La víspera de cada clase, Antoinette musitaba con fervor en su oración de la noche (al haberse convertido su padre al casarse, a Antoinette la habían educado en la fe católica): «Dios mío, haz que la señorita Isabelle se muera esta noche.»
– La niña tiene razón -terció Kampf, sorprendido-; ¿cómo se te ocurre invitar a esa vieja loca? Si no la soportas…
La señora Kampf se encogió de hombros, impaciente:
– ¡Ah!, no entiendes nada. ¿Cómo quieres que se entere la familia si no? A ver, dime, ¿ves desde aquí la cara de la tía Loridon que riñó conmigo porque me había casado con un judío, y la de Julie Lacombe y el tío Martial, todos los de la familia que nos hablaban con aquel tonillo protector porque eran más ricos que nosotros, te acuerdas? En fin, es muy simple, si no invitamos a Isabelle, si no estoy segura de que al día siguiente se morirán todos de envidia, ¡lo mismo me da que haya baile como que no! Escribe, Antoinette.
– ¿Se bailará en los dos salones?
– Naturalmente, y en la galería… Ya sabes que nuestra galería es preciosa, y alquilaré suficientes canastillos de flores; verás qué bonito se ve todo en la gran galería, con todas las mujeres vestidas de gala con sus hermosas joyas, y los hombres de frac… En casa de los Lévy de Brunelleschi el espectáculo fue mágico. Para bailar los tangos apagaron la luz eléctrica y sólo dejaron encendidas dos grandes lámparas de alabastro en los rincones. Daban una luz rojiza…
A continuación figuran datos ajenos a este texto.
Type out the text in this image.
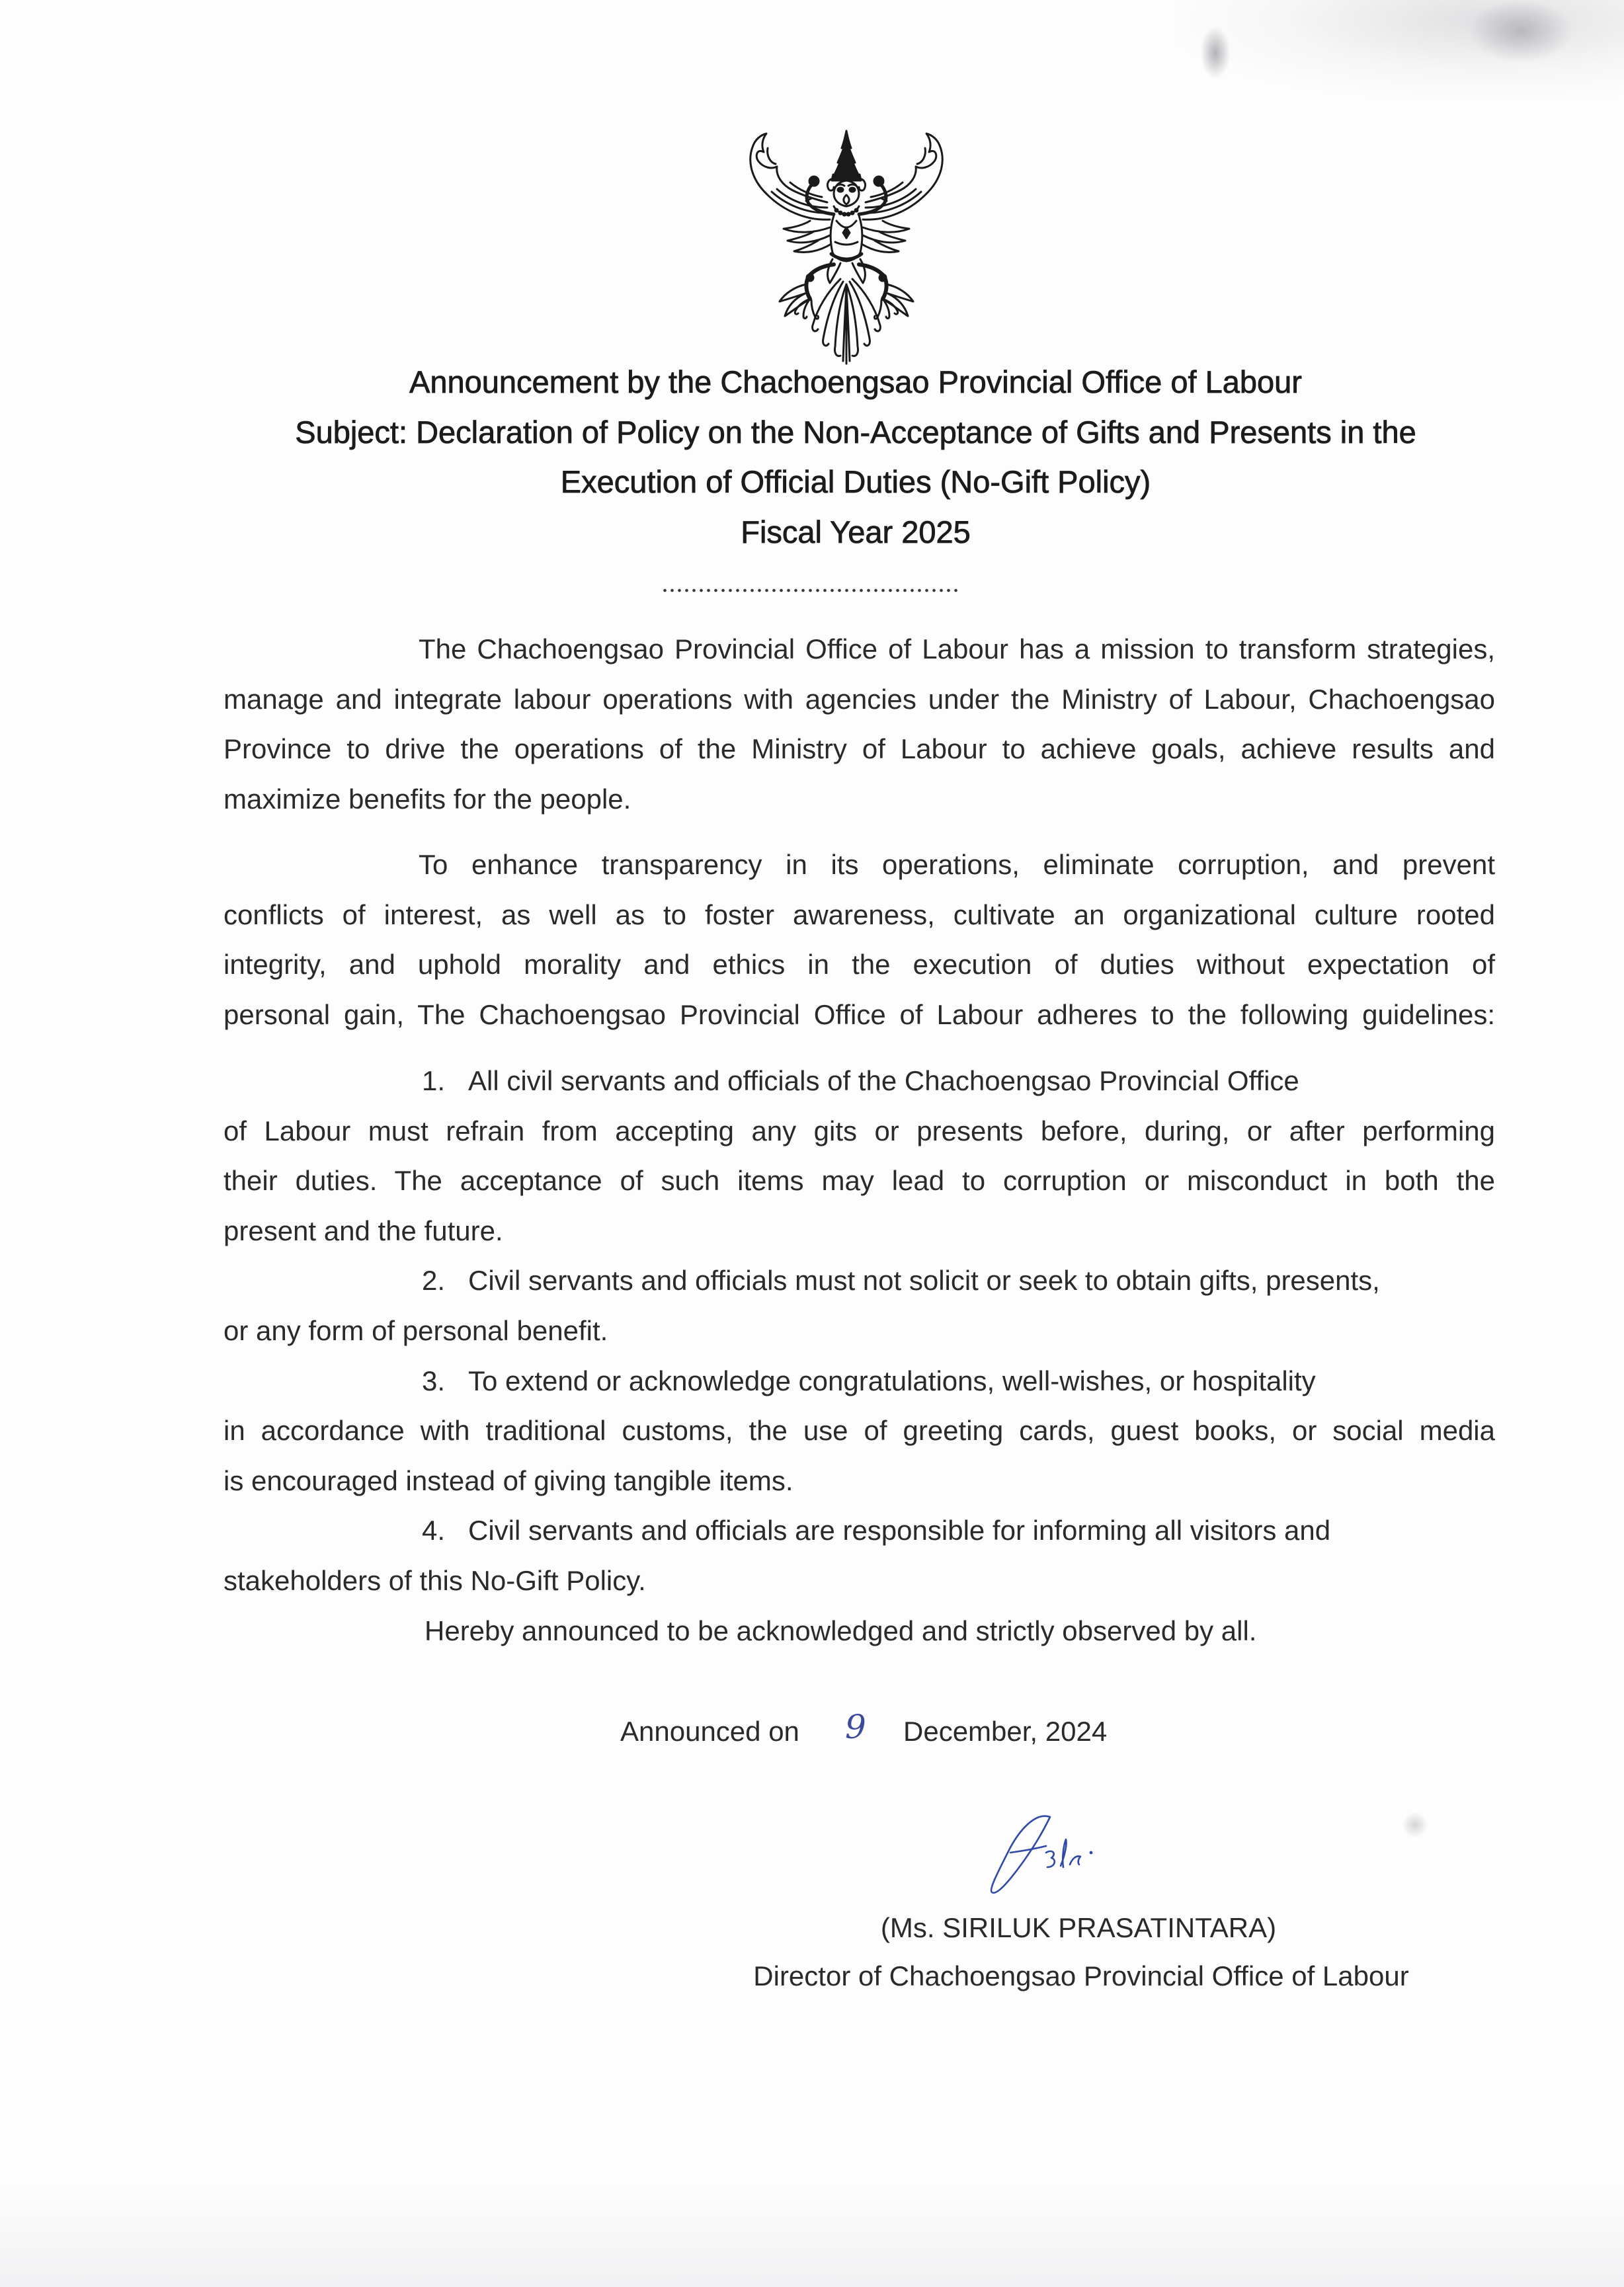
Announcement by the Chachoengsao Provincial Office of Labour
Subject: Declaration of Policy on the Non-Acceptance of Gifts and Presents in the
Execution of Official Duties (No-Gift Policy)
Fiscal Year 2025
The Chachoengsao Provincial Office of Labour has a mission to transform strategies,
manage and integrate labour operations with agencies under the Ministry of Labour, Chachoengsao
Province to drive the operations of the Ministry of Labour to achieve goals, achieve results and
maximize benefits for the people.
To enhance transparency in its operations, eliminate corruption, and prevent
conflicts of interest, as well as to foster awareness, cultivate an organizational culture rooted
integrity, and uphold morality and ethics in the execution of duties without expectation of
personal gain, The Chachoengsao Provincial Office of Labour adheres to the following guidelines:
1. All civil servants and officials of the Chachoengsao Provincial Office
of Labour must refrain from accepting any gits or presents before, during, or after performing
their duties. The acceptance of such items may lead to corruption or misconduct in both the
present and the future.
2. Civil servants and officials must not solicit or seek to obtain gifts, presents,
or any form of personal benefit.
3. To extend or acknowledge congratulations, well-wishes, or hospitality
in accordance with traditional customs, the use of greeting cards, guest books, or social media
is encouraged instead of giving tangible items.
4. Civil servants and officials are responsible for informing all visitors and
stakeholders of this No-Gift Policy.
Hereby announced to be acknowledged and strictly observed by all.
Announced on 9 December, 2024
(Ms. SIRILUK PRASATINTARA)
Director of Chachoengsao Provincial Office of Labour
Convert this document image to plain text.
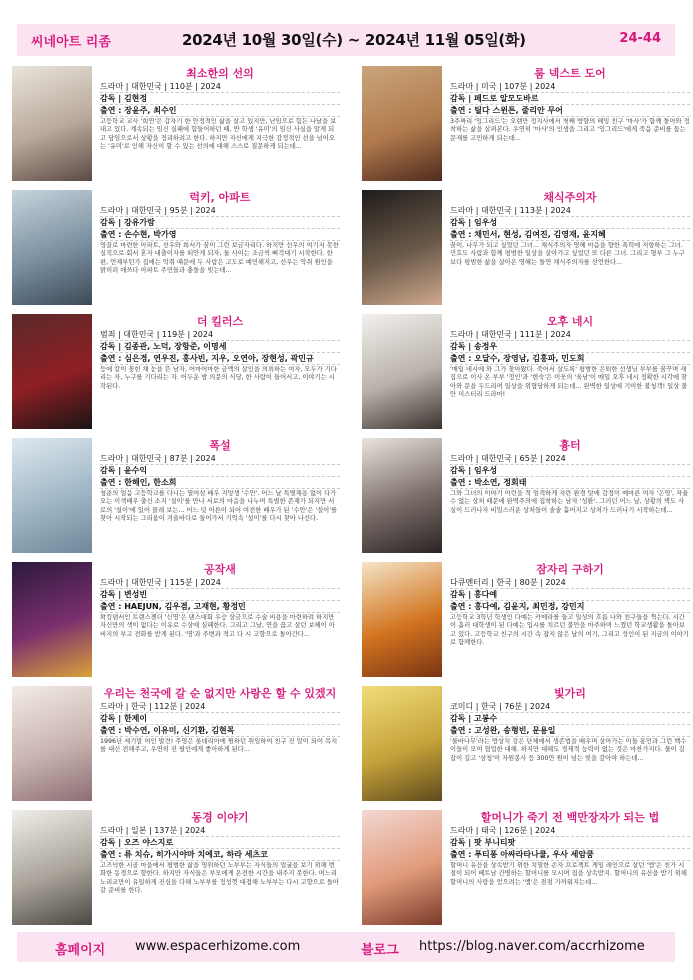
씨네아트 리좀	2024년 10월 30일(수) ~ 2024년 11월 05일(화)	24-44
최소한의 선의
드라마 | 대한민국 | 110분 | 2024
감독 | 김현정
출연 : 장윤주, 최수인
고등학교 교사 '희연'은 갑자기 한 안정적인 삶을 살고 있지만, 난임으로 힘든 나날을 보내고 있다. 계속되는 임신 실패에 힘들어하던 때, 반 학생 '유미'의 임신 사실을 알게 되고 담임으로서 상황을 정리하려고 한다. 하지만 자신에게 지극한 감정적인 선을 넘어오는 '유미'로 인해 자신이 할 수 있는 선의에 대해 스스로 질문하게 되는데...
럭키, 아파트
드라마 | 대한민국 | 95분 | 2024
감독 | 강유가람
출연 : 손수현, 박가영
영끌로 마련한 아파트, 선우와 희서가 꿈이 그린 보금자리다. 하지만 선우의 여기저 못한 실직으로 회서 혼자 대출이자를 떠안게 되자, 둘 사이는 조금씩 삐걱대기 시작한다. 한편, 언제부턴가 집에는 악취 때문에 두 사람은 고도로 예민해지고, 선우는 악취 원인을 밝히려 애쓰다 아파트 주민들과 충돌을 빚는데...
더 킬러스
범죄 | 대한민국 | 119분 | 2024
감독 | 김종관, 노덕, 장항준, 이명세
출연 : 심은경, 연우진, 홍사빈, 지우, 오연아, 장현성, 곽민규
등에 칼이 꽂힌 채 눈을 뜬 남자, 어마어마한 금액의 살인을 의뢰하는 여자, 모두가 기다리는 자, 누구를 기다리는 자. 어두운 밤 의문의 식당, 한 사람이 들어서고, 이야기는 시작된다.
폭설
드라마 | 대한민국 | 87분 | 2024
감독 | 윤수익
출연 : 한해인, 한소희
청춘의 얼음 고등학교를 다니는 열여섬 배우 지망생 '수안'. 어느 날 특별채용 없이 다가오는 이색배우 출신 소지 '설이'를 만나 서로의 마음을 나누며 특별한 존재가 되지만 서로의 '설이'에 있어 몰래 보는... 어느 덧 어른이 되어 여전한 배우가 된 '수안'은 '설이'를 찾아 시작되는 그리움이 겨울바다로 들어가서 기억속 '설이'를 다시 찾아 나선다.
공작새
드라마 | 대한민국 | 115분 | 2024
감독 | 변성빈
출연 : HAEJUN, 김우겸, 고재현, 황정민
왁킹댄서인 트랜스젠더 '신명'은 댄스대회 우승 상금으로 수술 비용을 마련하려 하지만 자신만의 색이 없다는 이유로 수상에 실패한다. 그리고 그날, 연을 끊고 살던 보헤이 아버지의 부고 전화를 받게 된다. '명'과 주변과 적고 다 시 고향으로 돌아간다...
우리는 천국에 갈 순 없지만 사랑은 할 수 있겠지
드라마 | 한국 | 112분 | 2024
감독 | 한제이
출연 : 박수연, 이유미, 신기환, 김현목
1996년 세기말 여인 발견! 주영은 롯데리아에 원하던 취임하여 친구 진 말이 되어 복지를 대신 전해주고, 우연히 진 필인에게 좋아하게 된다...
동경 이야기
드라마 | 일본 | 137분 | 2024
감독 | 오즈 야스지로
출연 : 류 치슈, 히가시야마 치에코, 하라 세츠코
고즈넉한 시골 마을에서 평범한 삶을 영위하던 노부부는 자식들의 얼굴을 보기 위해 번화한 동경으로 향한다. 하지만 자식들은 부모에게 온전한 시간을 내주지 못한다. 며느리 노리코만이 유일하게 진심을 다해 노부부를 정성껏 대접해 노부부는 다시 고향으로 돌아갈 준비를 한다.
룸 넥스트 도어
드라마 | 미국 | 107분 | 2024
감독 | 페드로 알모도바르
출연 : 틸다 스윈튼, 줄리안 무어
3주짜리 '잉그리드'는 오랜만 정지사에서 첫째 방향의 헤밍 친구 '마사'가 함께 돌아와 정착하는 삶을 살펴본다. 우연히 '마사'의 인생을 그리고 '잉그리드'에게 죽음 준비를 돕는 문제를 고민하게 되는데...
채식주의자
드라마 | 대한민국 | 113분 | 2024
감독 | 임우성
출연 : 채민서, 현성, 김여진, 김영재, 윤지혜
꿈이, 나무가 되고 싶었던 그녀... 채식주의자 영혜 마음을 향한 폭력에 저항하는 그녀. 민호도 사람과 함께 평범한 일상을 살아가고 싶었던 또 다른 그녀. 그리고 형부 그 누구보다 평범한 삶을 살아온 영혜는 돌연 채식주의자를 선언한다...
오후 네시
드라마 | 대한민국 | 111분 | 2024
감독 | 송정우
출연 : 오달수, 장영남, 김홍파, 민도희
'매일 네시에 와 그가 찾아왔다. 죽어서 살도록' 평범한 은퇴한 선생님 부부를 꿈꾸며 새 집으로 이사 온 부부 '정인'과 '현숙'은 이웃의 '육남'이 매일 오후 네시 정확한 시각에 찾아와 문을 두드리며 일상을 위협당하게 되는데... 완벽한 일상에 기이한 불청객! 일상 불안 미스터리 드라마!
흉터
드라마 | 대한민국 | 65분 | 2024
감독 | 임우성
출연 : 박소연, 정회태
그와 그녀의 이야기 어린을 적 엄격하게 자란 환경 탓에 감정이 메마른 여자 '은영', 자율 수 없는 상처 때문에 완벽주의에 집착하는 남자 '성환'. 그러던 어느 날, 상황의 벽도 사실이 드러나자 비밀스러운 상처들이 솔솔 흩어지고 상처가 드러나기 시작하는데...
잠자리 구하기
다큐멘터리 | 한국 | 80분 | 2024
감독 | 홍다예
출연 : 홍다예, 김윤지, 최민정, 강민지
고등학교 3학년 학생인 다예는 카메라를 들고 일상의 흐름 나와 친구들을 찍는다. 시간이 흘러 대학생이 된 다예는 입시를 치르던 불안을 마주하며 느꼈던 학교생활을 돌아보고 있다. 고등학교 친구의 시간 속 잡지 않은 날의 여기, 그리고 성인이 된 지금의 이야기로 함께한다.
빛가리
코미디 | 한국 | 76분 | 2024
감독 | 고봉수
출연 : 고성완, 송형빈, 문용일
'물바나무'라는 방상치 강은 단체에서 생존법을 배우며 살아가는 이들 홍민과 그런 백수 이들이 모여 협업한 대해. 하지만 대해도 경제적 능력이 없는 것은 마찬가지다. 물이 길잡이 길고 '삼청'이 자원봉사 등 300만 원이 넘는 빚을 갚아야 하는데...
할머니가 죽기 전 백만장자가 되는 법
드라마 | 태국 | 126분 | 2024
감독 | 팟 부니티팟
출연 : 푸티퐁 아싸라타나쿨, 우사 세암쿰
할머니 유산을 상속받기 위한 치열한 손자 프로젝트 게임 레인으로 살던 '엠'은 친가 시절이 되어 베트남 간병하는 할머니를 모시며 집을 상속받지. 할머니의 유산을 받기 위해 할머니의 사랑을 얻으려는 '엠'은 점점 가까워지는데...
홈페이지 www.espacerhizome.com	블로그 https://blog.naver.com/accrhizome
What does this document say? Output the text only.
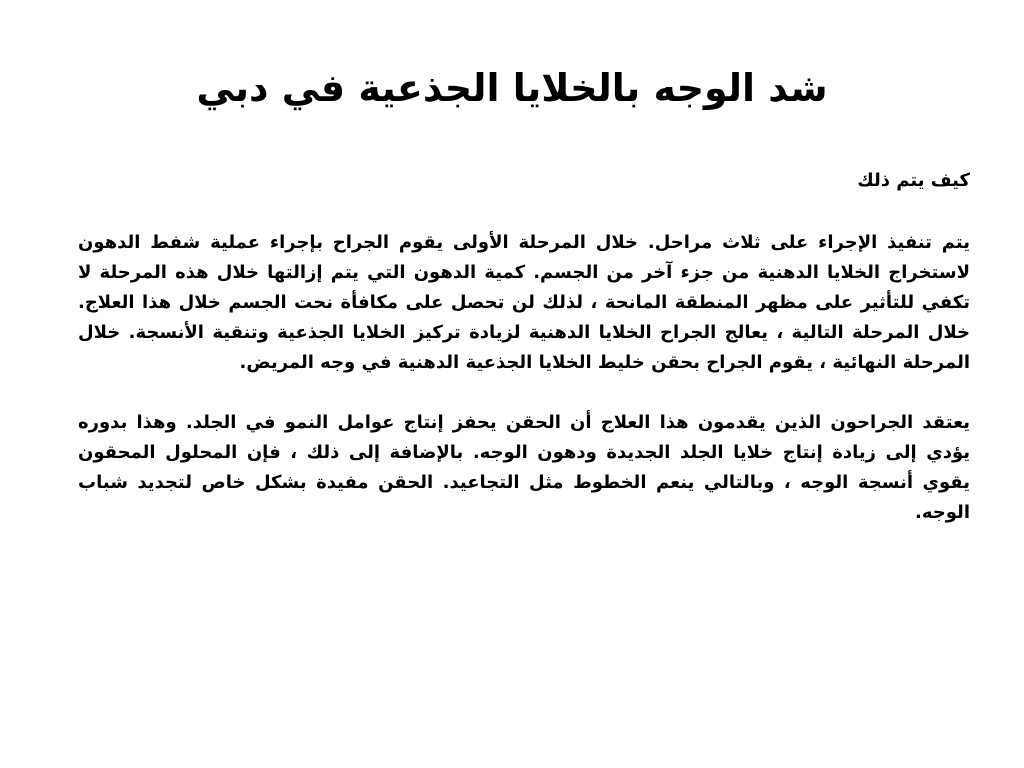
شد الوجه بالخلايا الجذعية في دبي

كيف يتم ذلك

يتم تنفيذ الإجراء على ثلاث مراحل. خلال المرحلة الأولى يقوم الجراح بإجراء عملية شفط الدهون لاستخراج الخلايا الدهنية من جزء آخر من الجسم. كمية الدهون التي يتم إزالتها خلال هذه المرحلة لا تكفي للتأثير على مظهر المنطقة المانحة ، لذلك لن تحصل على مكافأة نحت الجسم خلال هذا العلاج. خلال المرحلة التالية ، يعالج الجراح الخلايا الدهنية لزيادة تركيز الخلايا الجذعية وتنقية الأنسجة. خلال المرحلة النهائية ، يقوم الجراح بحقن خليط الخلايا الجذعية الدهنية في وجه المريض.

يعتقد الجراحون الذين يقدمون هذا العلاج أن الحقن يحفز إنتاج عوامل النمو في الجلد. وهذا بدوره يؤدي إلى زيادة إنتاج خلايا الجلد الجديدة ودهون الوجه. بالإضافة إلى ذلك ، فإن المحلول المحقون يقوي أنسجة الوجه ، وبالتالي ينعم الخطوط مثل التجاعيد. الحقن مفيدة بشكل خاص لتجديد شباب الوجه.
– ¡Oh! A mí eso no me gusta demasiado, suena a ambiente de local dancing.
– Es lo que se lleva ahora en todas partes, al parecer; a las mujeres les encanta dejarse toquetear con música… La cena, naturalmente, en mesas pequeñas.
– ¿Un bar, quizá, para comenzar?
– Es una idea… Hay que animarlos desde que lleguen. Podríamos instalar el bar en la habitación de Antoinette. Que duerma en el cuarto de la ropa blanca o en el trastero del final del pasillo, sólo será por una noche…
– ¿No podría quedarme al menos un cuartito de hora?
Un baile… Dios mío, Dios mío, ¿seria posible que hubiera, a dos pasos de ella, una cosa espléndida que ella imaginaba vagamente como una mezcla confusa de música frenética, perfumes embriagadores, trajes deslumbrantes y palabras de amor cuchicheadas en un gabinete apartado, oscuro y fresco como una alcoba… y que ella estuviera acostada, como todas las noches, a las nueve, como un bebé…? Quizá los hombres que supieran que los Kampf tenían una hija preguntarían por ella; y su madre respondería con una de sus odiosas risitas: «Oh, hace rato que duerme, claro…» Sin embargo, ¿qué podía importarle que también Antoinette tuviera su porción de dicha en este mundo? ¡Oh! Dios mío, bailar una vez, una sola vez, con un bonito vestido, como una auténtica joven, ceñida por brazos de hombre… Cerrando los ojos, insistió con una especie de audacia desesperada, como si se encañonara el pecho con un revólver cargado:
– Sólo un cuartito de hora; di que sí, mamá.